Augsburger Allgemeine (Ausgabe Stadt)
Der Wiesnwirt im Film und in der Wirklichkeit
Preisfrage: Was haben Bauunternehmer, Journalisten und Kaffeeautomaten gemeinsam? Antwort: Ohne sie würden wohl drei Viertel aller billigen Fernsehkrimis nicht funktionieren. Die bemitleidenswerten Drehbuchautoren, denen dauernd was Neues einfallen soll, brauchen sie als „Running Gags“. Der selbstverständlich korrupte Bauunternehmer muss im Film den geldgierigen Strippenzieher im Hintergrund geben. Den immerzu nach Schlagzeilen geifernden Journalisten braucht man, um jemanden vom Tatort verjagen zu können.
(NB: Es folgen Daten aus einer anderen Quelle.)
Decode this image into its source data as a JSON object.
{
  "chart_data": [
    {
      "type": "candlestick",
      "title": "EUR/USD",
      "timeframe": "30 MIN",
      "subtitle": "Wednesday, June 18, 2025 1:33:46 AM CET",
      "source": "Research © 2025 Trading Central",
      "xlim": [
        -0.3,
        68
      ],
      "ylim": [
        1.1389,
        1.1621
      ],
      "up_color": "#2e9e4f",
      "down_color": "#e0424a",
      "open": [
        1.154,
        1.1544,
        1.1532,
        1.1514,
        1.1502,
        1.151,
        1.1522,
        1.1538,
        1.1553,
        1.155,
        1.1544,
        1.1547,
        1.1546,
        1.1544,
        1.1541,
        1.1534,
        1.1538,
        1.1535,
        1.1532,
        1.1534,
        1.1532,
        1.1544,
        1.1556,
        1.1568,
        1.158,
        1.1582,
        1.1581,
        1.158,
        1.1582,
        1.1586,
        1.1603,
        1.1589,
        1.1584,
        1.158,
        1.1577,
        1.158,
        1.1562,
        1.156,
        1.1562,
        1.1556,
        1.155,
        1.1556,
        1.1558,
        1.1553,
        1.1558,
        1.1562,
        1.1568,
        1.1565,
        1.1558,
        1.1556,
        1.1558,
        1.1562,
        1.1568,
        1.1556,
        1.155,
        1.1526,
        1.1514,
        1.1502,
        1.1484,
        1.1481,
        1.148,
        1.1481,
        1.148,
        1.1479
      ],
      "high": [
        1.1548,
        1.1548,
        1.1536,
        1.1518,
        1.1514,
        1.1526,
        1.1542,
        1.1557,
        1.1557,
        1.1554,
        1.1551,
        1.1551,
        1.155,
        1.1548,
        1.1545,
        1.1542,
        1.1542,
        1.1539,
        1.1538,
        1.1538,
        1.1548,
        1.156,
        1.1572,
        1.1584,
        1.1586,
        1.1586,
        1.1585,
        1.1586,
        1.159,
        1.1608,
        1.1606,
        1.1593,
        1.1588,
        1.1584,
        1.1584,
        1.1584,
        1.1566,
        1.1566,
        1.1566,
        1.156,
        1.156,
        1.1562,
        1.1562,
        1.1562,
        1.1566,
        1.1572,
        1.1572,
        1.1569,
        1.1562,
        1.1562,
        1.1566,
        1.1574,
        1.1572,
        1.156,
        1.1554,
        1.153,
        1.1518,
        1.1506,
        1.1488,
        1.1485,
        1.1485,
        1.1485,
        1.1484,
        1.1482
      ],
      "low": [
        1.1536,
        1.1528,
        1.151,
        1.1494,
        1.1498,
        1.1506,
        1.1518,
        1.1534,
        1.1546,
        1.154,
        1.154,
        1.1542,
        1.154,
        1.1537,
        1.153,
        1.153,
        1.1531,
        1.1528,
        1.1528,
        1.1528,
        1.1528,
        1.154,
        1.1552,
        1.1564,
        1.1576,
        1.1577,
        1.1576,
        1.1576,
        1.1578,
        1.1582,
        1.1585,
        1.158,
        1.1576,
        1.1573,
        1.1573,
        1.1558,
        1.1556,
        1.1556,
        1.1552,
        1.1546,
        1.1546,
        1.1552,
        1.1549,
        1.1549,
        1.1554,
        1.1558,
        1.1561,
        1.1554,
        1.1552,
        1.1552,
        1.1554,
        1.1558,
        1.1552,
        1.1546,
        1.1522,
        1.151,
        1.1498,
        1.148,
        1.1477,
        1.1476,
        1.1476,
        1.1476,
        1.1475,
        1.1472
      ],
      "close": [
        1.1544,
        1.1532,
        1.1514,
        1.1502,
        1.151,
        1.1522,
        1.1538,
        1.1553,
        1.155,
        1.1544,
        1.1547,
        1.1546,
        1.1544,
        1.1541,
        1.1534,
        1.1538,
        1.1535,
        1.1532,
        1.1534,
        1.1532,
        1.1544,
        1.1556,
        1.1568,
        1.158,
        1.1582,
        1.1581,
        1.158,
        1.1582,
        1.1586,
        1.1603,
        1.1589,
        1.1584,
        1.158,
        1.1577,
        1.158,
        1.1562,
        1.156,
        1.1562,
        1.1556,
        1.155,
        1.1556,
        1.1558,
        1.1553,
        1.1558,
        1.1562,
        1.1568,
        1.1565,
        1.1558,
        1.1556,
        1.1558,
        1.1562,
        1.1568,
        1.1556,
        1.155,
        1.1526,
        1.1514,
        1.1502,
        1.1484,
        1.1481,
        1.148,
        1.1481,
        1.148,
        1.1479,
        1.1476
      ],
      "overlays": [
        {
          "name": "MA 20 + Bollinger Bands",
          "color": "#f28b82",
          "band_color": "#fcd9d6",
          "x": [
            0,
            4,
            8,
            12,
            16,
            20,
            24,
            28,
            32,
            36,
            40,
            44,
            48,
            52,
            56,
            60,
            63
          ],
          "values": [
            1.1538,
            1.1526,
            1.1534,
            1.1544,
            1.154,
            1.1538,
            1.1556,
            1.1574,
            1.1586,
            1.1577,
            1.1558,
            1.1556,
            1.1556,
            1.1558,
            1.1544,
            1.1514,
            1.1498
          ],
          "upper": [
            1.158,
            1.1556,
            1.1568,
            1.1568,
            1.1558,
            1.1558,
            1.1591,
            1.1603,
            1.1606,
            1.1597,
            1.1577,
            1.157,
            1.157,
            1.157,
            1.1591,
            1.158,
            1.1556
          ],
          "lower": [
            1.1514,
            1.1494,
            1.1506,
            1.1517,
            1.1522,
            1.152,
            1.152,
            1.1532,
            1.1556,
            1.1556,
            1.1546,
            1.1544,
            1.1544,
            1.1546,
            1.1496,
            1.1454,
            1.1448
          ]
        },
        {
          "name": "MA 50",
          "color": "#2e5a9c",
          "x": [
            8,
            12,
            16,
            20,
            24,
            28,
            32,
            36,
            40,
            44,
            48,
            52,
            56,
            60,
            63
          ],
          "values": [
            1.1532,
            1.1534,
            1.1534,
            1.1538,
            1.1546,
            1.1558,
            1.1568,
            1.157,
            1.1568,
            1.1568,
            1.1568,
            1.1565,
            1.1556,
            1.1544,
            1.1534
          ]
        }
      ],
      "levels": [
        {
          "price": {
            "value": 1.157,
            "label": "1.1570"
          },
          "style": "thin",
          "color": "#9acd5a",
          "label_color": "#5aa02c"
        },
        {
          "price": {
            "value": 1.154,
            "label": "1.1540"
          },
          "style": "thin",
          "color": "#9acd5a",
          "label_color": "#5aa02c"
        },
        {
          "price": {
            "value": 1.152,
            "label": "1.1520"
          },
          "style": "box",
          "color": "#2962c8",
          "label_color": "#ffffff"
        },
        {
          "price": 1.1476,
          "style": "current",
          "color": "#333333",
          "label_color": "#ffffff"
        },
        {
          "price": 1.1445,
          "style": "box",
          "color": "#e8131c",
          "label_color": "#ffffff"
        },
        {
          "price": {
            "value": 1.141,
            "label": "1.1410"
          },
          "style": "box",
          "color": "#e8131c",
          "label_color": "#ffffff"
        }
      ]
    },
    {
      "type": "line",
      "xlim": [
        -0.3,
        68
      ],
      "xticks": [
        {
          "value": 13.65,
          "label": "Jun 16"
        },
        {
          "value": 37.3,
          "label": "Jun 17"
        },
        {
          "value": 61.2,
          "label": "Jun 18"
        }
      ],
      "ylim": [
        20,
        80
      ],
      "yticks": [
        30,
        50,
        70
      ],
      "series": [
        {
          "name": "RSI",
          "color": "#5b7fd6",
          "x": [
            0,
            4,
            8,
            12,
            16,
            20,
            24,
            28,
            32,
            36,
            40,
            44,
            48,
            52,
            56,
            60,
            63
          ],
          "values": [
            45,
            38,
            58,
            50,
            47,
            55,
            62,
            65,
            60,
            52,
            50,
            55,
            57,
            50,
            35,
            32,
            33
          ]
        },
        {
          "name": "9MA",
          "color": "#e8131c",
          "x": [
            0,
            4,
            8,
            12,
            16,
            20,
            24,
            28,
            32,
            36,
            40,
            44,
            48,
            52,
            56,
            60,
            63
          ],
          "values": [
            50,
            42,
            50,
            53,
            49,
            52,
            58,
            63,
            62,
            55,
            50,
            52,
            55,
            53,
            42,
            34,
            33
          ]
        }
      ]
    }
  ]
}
Und der stets defekte Kaffeeautomat im Polizeipräsidium muss als billige Kulisse für Vier-augengespräch der unterbezahlten Kommissare herhalten. Mit anderen Worten: Im bundesdeutschen Fernsehkrimi feiert das Klischee fröhliche Urständ!
Die Münchner Wiesnwirte sind da in aller Regel außen vor. Sie haben zwar im wirklichen Leben auch mit allerlei Klischees, vor allem dem Neid aller Nicht-wiesnwirte, zu kämpfen. Die fortdauernde Verarbeitung als Filmklischee jedoch ist ihnen bisher erspart geblieben. Jetzt aber erwischt es auch sie in der Ard-serie „Oktoberfest 1900“, in der es um den „erbitterten Machtkampf zweier Brauerei-clans“geht.
Prompt gibt es einen Aufschrei. Wiesnwirt Christian Schottenhamel beschwert sich schon vor Ausstrahlung der ersten Folge über Rufschädigung. Der Münchner Wirtschaftsreferent und Wiesn-chef Clemens Baumgärtner (CSU) kritisiert die Darstellung des Oktoberfests als „machtbesessenes Milieu“.
Die Reaktion beweist eindeutig: Wiesnwirte sind auch nur Menschen und sogar noch ein klein wenig sensibler als Bauunternehmer und Journalisten.